The International Development Secretary, Hilary Benn, announced yesterday Britain would provide a £94m grant over two years to Ethiopian districts and civil society groups for basic services, including education, water provision and healthcare at a local level.
The funds are in addition to £120m announced by the World Bank yesterday. Other donors which ended direct budget support in January to the government of the Prime Minister Meles Zenawi - who was once hailed a model democratic leader and was a member of Tony Blair's Africa Commission - are also considering contributions through the World Bank.
Britain stopped a £50m grant to the government after 129 people were charged with treason in the turbulent aftermath of the elections last May. The opposition accused the government of robbing it of a parliamentary majority through fraud, while the government accused the opposition of attempting to overthrow it by force.

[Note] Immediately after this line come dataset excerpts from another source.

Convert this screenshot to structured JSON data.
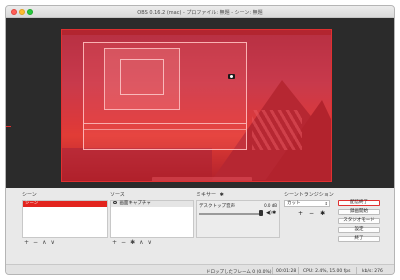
{
  "window": {
    "title": "OBS 0.16.2 (mac) - プロファイル: 無題 - シーン: 無題"
  },
  "docks": {
    "scenes_header": "シーン",
    "sources_header": "ソース",
    "mixer_header": "ミキサー",
    "transitions_header": "シーントランジション",
    "scene_items": [
      "シーン"
    ],
    "source_items": [
      "画面キャプチャ"
    ]
  },
  "mixer": {
    "track_name": "デスクトップ音声",
    "level": "0.0 dB",
    "volume_fraction": 1.0
  },
  "transitions": {
    "selected": "カット"
  },
  "icons": {
    "add": "+",
    "remove": "−",
    "gear": "✱",
    "up": "∧",
    "down": "∨",
    "speaker": "◀)",
    "chevron": "⇕"
  },
  "controls": {
    "start_stream": "配信終了",
    "start_record": "録画開始",
    "studio_mode": "スタジオモード",
    "settings": "設定",
    "exit": "終了"
  },
  "status": {
    "dropped": "ドロップしたフレーム 0 (0.0%)",
    "time": "00:01:28",
    "cpu": "CPU: 2.4%, 15.00 fps",
    "kbps": "kb/s: 276"
  },
  "colors": {
    "scene_selected": "#e2241e",
    "accent": "#e03030"
  }
}
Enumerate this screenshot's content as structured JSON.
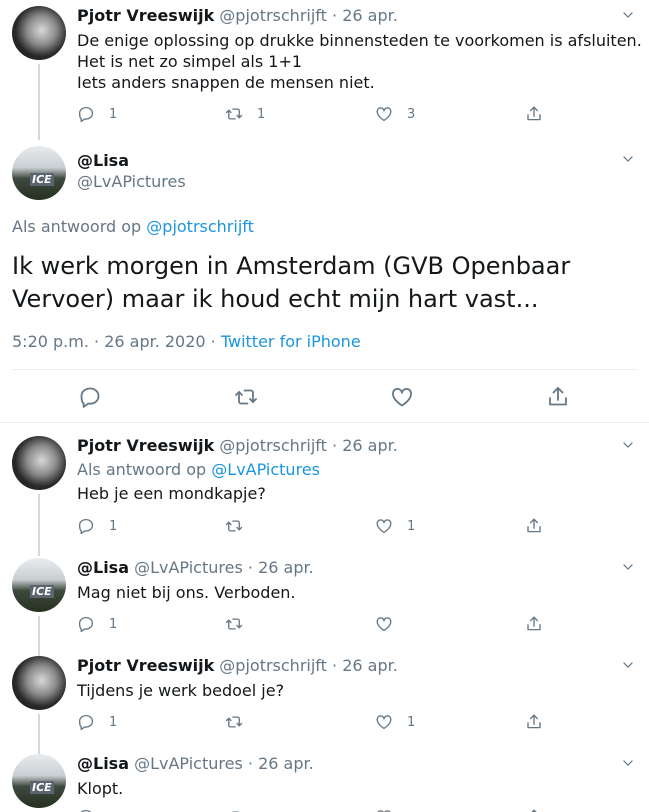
{
  "tweets": [
    {
      "name": "Pjotr Vreeswijk",
      "handle": "@pjotrschrijft",
      "date": "26 apr.",
      "lines": [
        "De enige oplossing op drukke binnensteden te voorkomen is afsluiten.",
        "Het is net zo simpel als 1+1",
        "Iets anders snappen de mensen niet."
      ],
      "replies": "1",
      "retweets": "1",
      "likes": "3"
    }
  ],
  "main_tweet": {
    "name": "@Lisa",
    "handle": "@LvAPictures",
    "reply_prefix": "Als antwoord op",
    "reply_to": "@pjotrschrijft",
    "text": "Ik werk morgen in Amsterdam (GVB Openbaar Vervoer) maar ik houd echt mijn hart vast...",
    "timestamp": "5:20 p.m. · 26 apr. 2020 · ",
    "source": "Twitter for iPhone"
  },
  "replies": [
    {
      "name": "Pjotr Vreeswijk",
      "handle": "@pjotrschrijft",
      "date": "26 apr.",
      "reply_prefix": "Als antwoord op",
      "reply_to": "@LvAPictures",
      "text": "Heb je een mondkapje?",
      "replies": "1",
      "retweets": "",
      "likes": "1"
    },
    {
      "name": "@Lisa",
      "handle": "@LvAPictures",
      "date": "26 apr.",
      "text": "Mag niet bij ons. Verboden.",
      "replies": "1",
      "retweets": "",
      "likes": ""
    },
    {
      "name": "Pjotr Vreeswijk",
      "handle": "@pjotrschrijft",
      "date": "26 apr.",
      "text": "Tijdens je werk bedoel je?",
      "replies": "1",
      "retweets": "",
      "likes": "1"
    },
    {
      "name": "@Lisa",
      "handle": "@LvAPictures",
      "date": "26 apr.",
      "text": "Klopt.",
      "replies": "",
      "retweets": "",
      "likes": ""
    }
  ],
  "avatar_text": "ICE",
  "colors": {
    "text": "#14171a",
    "secondary": "#657786",
    "link": "#1b95e0",
    "divider": "#e6ecf0",
    "thread_line": "#cfd9de"
  },
  "icons": [
    "chevron-down-icon",
    "reply-icon",
    "retweet-icon",
    "like-icon",
    "share-icon"
  ]
}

Mr Benn said: "Because of our concerns over governance, human rights and the ongoing detention of opposition, media and members of civil society, I announced in January that the UK could no longer provide direct budget support to Ethiopia.
"But as I said at the time, I do not believe that the poor people of Ethiopia should be made to suffer because of these political problems."
The British funding will be used to help get an extra 3.7 million children into primary school over the next two years, bringing the total in school to more than 15 million, to provide teacher training, and to pay for the salaries for an extra 160,000 primary school teachers.
It will also help pay the salaries of more than 16,000 doctors and nurses, provide vaccines and medicines and give more than 20 million people access to clean water.